Innovative Nanostructured Lipid Scaffolds for Cilnidipine: Design and Optimization to Elevate the Therapeutic Potential in Hypertensive Therapy

Abstract

Hypertension is the foremost reason for death among patients with heart disease, stroke, and chronic kidney disease. Cilnidipine (CLN), a fourth–generation dihydropyridine calcium channel blocker, shows promising results for cardiovascular diseases, but its bioavailability (6–30%) negatively impacts its effectiveness. The synthesis of cilnidipine encapsulated Nanostructured Lipid Carriers was achieved through high–pressure homogenization and 3³ Box–Behnken Design was utilized for optimization. The physicochemical characterization evaluated the entrapment efficiency (%EE), size of the particle, its zeta potential, thermal behavior, crystallinity, and chemical interactions.
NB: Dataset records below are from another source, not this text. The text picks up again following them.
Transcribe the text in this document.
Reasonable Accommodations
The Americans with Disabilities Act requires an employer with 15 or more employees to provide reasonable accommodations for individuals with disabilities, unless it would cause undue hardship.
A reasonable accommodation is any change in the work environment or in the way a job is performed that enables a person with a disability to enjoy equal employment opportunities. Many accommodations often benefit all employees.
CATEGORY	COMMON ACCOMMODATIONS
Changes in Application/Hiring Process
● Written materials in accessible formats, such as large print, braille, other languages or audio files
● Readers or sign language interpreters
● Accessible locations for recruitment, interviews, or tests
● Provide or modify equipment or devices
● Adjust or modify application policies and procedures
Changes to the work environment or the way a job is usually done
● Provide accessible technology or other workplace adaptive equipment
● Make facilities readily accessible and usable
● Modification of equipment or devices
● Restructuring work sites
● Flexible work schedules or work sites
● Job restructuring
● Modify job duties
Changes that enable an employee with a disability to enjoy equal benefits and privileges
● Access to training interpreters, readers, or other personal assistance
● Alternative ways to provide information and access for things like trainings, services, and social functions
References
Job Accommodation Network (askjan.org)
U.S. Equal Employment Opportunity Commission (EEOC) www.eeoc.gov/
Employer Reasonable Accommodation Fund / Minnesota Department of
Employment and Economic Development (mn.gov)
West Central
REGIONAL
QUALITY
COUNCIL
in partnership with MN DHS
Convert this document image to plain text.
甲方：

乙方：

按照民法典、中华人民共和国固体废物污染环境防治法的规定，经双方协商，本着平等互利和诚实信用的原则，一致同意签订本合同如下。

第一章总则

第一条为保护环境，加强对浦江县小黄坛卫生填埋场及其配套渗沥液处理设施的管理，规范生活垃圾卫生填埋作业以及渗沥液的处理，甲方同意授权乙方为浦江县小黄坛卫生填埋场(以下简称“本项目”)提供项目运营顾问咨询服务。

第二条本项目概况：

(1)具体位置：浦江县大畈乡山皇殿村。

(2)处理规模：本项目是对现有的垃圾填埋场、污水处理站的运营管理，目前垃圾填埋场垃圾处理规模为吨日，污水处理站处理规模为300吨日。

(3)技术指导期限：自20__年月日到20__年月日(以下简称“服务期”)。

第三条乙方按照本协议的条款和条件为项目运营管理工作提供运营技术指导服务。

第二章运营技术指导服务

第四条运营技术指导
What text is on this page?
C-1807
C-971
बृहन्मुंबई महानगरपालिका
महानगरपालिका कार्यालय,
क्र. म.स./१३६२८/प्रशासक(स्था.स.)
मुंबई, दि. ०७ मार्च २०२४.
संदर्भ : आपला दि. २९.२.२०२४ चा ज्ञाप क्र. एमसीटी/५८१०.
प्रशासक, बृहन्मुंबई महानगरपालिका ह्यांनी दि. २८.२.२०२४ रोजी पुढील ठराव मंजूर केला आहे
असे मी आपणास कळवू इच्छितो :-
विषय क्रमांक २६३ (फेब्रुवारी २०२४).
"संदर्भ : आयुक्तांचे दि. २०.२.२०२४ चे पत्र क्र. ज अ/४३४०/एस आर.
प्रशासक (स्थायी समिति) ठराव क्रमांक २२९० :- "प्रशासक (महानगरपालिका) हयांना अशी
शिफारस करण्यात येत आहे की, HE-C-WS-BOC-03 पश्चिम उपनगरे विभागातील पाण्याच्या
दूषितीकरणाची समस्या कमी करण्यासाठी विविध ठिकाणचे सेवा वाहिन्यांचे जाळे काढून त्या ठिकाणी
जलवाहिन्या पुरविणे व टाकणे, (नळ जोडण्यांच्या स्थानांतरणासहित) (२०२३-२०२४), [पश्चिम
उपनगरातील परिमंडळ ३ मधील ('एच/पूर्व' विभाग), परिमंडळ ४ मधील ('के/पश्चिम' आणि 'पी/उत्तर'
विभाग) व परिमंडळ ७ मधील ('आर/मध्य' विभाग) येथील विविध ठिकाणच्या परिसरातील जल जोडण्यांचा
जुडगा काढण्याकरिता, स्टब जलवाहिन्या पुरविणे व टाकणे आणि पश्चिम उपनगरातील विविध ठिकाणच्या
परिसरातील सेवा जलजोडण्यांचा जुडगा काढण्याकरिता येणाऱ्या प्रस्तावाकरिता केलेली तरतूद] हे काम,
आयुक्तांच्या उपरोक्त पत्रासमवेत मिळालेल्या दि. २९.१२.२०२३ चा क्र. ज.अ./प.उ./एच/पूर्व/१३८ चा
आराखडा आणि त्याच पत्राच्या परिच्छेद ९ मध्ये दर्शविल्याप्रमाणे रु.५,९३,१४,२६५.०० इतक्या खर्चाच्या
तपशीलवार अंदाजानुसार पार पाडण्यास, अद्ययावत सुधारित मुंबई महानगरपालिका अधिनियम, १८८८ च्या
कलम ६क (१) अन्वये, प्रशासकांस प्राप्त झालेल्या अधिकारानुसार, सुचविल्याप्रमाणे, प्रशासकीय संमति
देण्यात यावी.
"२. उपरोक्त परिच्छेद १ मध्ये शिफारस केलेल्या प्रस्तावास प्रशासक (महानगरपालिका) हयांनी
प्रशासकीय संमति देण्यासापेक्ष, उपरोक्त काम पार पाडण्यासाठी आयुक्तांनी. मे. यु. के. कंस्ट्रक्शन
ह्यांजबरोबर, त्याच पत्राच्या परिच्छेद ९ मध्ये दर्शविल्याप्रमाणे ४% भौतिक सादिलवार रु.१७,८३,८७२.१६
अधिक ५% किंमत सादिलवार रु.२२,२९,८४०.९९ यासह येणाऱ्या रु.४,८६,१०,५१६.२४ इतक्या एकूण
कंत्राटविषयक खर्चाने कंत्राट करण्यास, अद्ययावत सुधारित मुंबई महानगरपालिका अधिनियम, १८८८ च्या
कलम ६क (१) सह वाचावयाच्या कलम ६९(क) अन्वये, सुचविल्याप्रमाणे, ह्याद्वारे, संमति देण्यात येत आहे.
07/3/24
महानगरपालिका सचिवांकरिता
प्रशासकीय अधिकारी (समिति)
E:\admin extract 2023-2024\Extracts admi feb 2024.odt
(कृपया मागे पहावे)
The optimized formulation presented 190.21 ± 21.63 nm (mean particle size), 0.27 ± 0.12 (PDI), -29.25 ± 0.31 mV (Zeta), and 79.35% ± 3.13% (Entrapment efficiency). Analysis using DSC and XRD confirmed the transition of the drug’s crystalline form to an amorphous form within the nanostructured lipid carriers (NLCs), potentially improving its solubility and bioavailability. Fourier–transform infrared spectroscopy (FTIR) affirmed compatibility between Cilnidipine and formulation excipients. The studies of in–vitro release showed an initial surge in release, followed by a gradual slow drug release from NLCs, exhibiting a dual–release pattern. This study aims to develop, optimize, and evaluate CLN–NLCs to boost the oral bioavailability of CLN, thereby improving its therapeutic effectiveness and patient compliance.